Outras entradas e saídas¶
Detalhes de configuração das entradas e saídas listadas brevemente na visão geral dos protocolos (Outras entradas e saídas): recepção de fontes RTSP e via HLS/HTTP, trabalho com arquivos e dispositivos, canais nomeados e ponte para aplicações externas. Os nomes dos campos correspondem aos da interface.
Entrada RTSP¶
Recepção de fluxo de vídeo de fontes RTSP — câmeras IP e servidores RTSP. O nó abre uma sessão RTSP, lê os fluxos elementares e os remultiplexa no MPEG-TS interno; em seguida o fluxo percorre o pipeline SPTS habitual. Se a fonte não possuir faixas de áudio, é adicionada uma faixa silenciosa MPEG-1 Layer II — o pipeline exige ao menos uma faixa de áudio. O RTSP é uma fonte de programa único, disponível apenas para fluxos SPTS.
Configurações:
URI (rtsp://…) — endereço completo da sessão; Login e Password — as credenciais, caso o servidor exija autorização;
Transport — o transporte RTP dentro do RTSP: UDP (por padrão; baixa latência, sensível a perdas), TCP (atravessa NAT e firewalls) ou túnel HTTP (para passar por proxies HTTP);
User-Agent e Cookies (configurações avançadas) — para servidores com autorização não padronizada;
Client timeout — tempo limite de abertura e de leitura, 10 segundos por padrão.
Entrada HLS / HTTP¶
Recepção de MPEG-TS sobre HTTP: uma lista de reprodução HLS comum ou uma transferência HTTP contínua. Por padrão o modo é determinado automaticamente pelo tipo de conteúdo da resposta; quando necessário, é definido explicitamente. Para uma lista de reprodução adaptativa, por padrão é tomada a primeira variante da lista de reprodução master; o número da variante pode ser definido explicitamente (configuração avançada). São suportadas a autorização por login e senha, Cookies e um User-Agent próprio, bem como listas de reprodução que redirecionam para a lista de reprodução de uma nova sessão. A entrada está disponível apenas para fluxos SPTS; para MPTS utilize UDP / RTP / TCP, arquivo ou adaptador DVB.
Arquivos e dispositivos¶
O tipo file serve tanto como entrada quanto como saída:
Saída — gravação em arquivo TS (por exemplo, para diagnóstico posterior por analisadores externos) ou saída para um dispositivo: qualquer dispositivo em
/dev, inclusive placas SDI e ASI. Para um dispositivo, ative o indicador Is device node.Entrada — reprodução em loop a partir de um arquivo TS ou captura de um dispositivo (por exemplo, recepção de DVB-ASI — Receptor DVB).
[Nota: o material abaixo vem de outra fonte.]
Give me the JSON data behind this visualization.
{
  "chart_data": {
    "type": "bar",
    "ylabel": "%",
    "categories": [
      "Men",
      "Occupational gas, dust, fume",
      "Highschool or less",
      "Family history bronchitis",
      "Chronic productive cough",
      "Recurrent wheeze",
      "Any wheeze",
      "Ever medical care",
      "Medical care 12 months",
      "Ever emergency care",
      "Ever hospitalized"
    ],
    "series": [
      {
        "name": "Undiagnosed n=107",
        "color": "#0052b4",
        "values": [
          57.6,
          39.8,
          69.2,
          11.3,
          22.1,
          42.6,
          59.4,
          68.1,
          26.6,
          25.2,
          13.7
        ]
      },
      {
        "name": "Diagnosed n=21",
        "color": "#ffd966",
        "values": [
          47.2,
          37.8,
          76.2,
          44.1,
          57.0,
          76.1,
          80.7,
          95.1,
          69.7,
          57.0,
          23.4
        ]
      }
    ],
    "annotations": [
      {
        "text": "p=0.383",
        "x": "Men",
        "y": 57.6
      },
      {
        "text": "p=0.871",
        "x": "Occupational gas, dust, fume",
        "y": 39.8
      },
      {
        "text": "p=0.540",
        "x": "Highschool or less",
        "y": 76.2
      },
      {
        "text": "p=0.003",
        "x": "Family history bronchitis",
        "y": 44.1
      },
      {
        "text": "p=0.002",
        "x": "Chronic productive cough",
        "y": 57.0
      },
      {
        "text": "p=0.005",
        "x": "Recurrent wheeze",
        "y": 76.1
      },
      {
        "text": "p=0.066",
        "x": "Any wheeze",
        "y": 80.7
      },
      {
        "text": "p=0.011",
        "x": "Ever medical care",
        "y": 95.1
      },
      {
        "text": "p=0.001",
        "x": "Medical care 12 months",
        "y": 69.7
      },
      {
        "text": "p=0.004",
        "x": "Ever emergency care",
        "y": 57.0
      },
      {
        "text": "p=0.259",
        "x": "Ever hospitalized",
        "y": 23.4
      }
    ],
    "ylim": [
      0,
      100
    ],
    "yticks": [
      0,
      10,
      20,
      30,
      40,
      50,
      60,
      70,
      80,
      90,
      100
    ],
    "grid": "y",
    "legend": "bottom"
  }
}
O caminho é definido pelo campo File path — o caminho completo para o arquivo ou o dispositivo.
Canais nomeados (pipe)¶
Leitura de um canal nomeado (FIFO) existente e escrita nele. Diferentemente do tipo std, o nó não inicia um processo filho: o programa externo de origem ou de destino deve ser iniciado de forma independente e manter o canal aberto do seu lado. O campo FIFO path (empty = auto) define o caminho para um FIFO existente (criado, por exemplo, com o comando mkfifo); com valor vazio, o próprio nó cria o FIFO e atribui o caminho automaticamente (o caminho é exibido nas estatísticas da entrada ou da saída). Disponível para SPTS e MPTS.
Aplicações externas (std)¶
O tipo std é uma ponte para protocolos não suportados pelos recursos integrados: o fluxo MPEG-TS é recebido e transmitido através dos fluxos padrão de entrada e saída de uma aplicação de console de terceiros, que o próprio nó inicia e supervisiona (reiniciando-a quando ela termina).
Contrato da aplicação:
entrada — a aplicação escreve MPEG-TS em stdout; envie as mensagens de diagnóstico somente para stderr — o stdout está reservado para o fluxo;
saída — a aplicação lê MPEG-TS de stdin; a configuração Packets per write define o agrupamento da escrita (1–16 pacotes TS por operação, configuração avançada).
Configurações: Command (absolute path) — caminho absoluto para a aplicação; Arguments — a linha de comando (as aspas preservam os espaços dentro de um argumento, a barra invertida escapa caracteres); Env names e Env values — pares de variáveis de ambiente transmitidas à aplicação.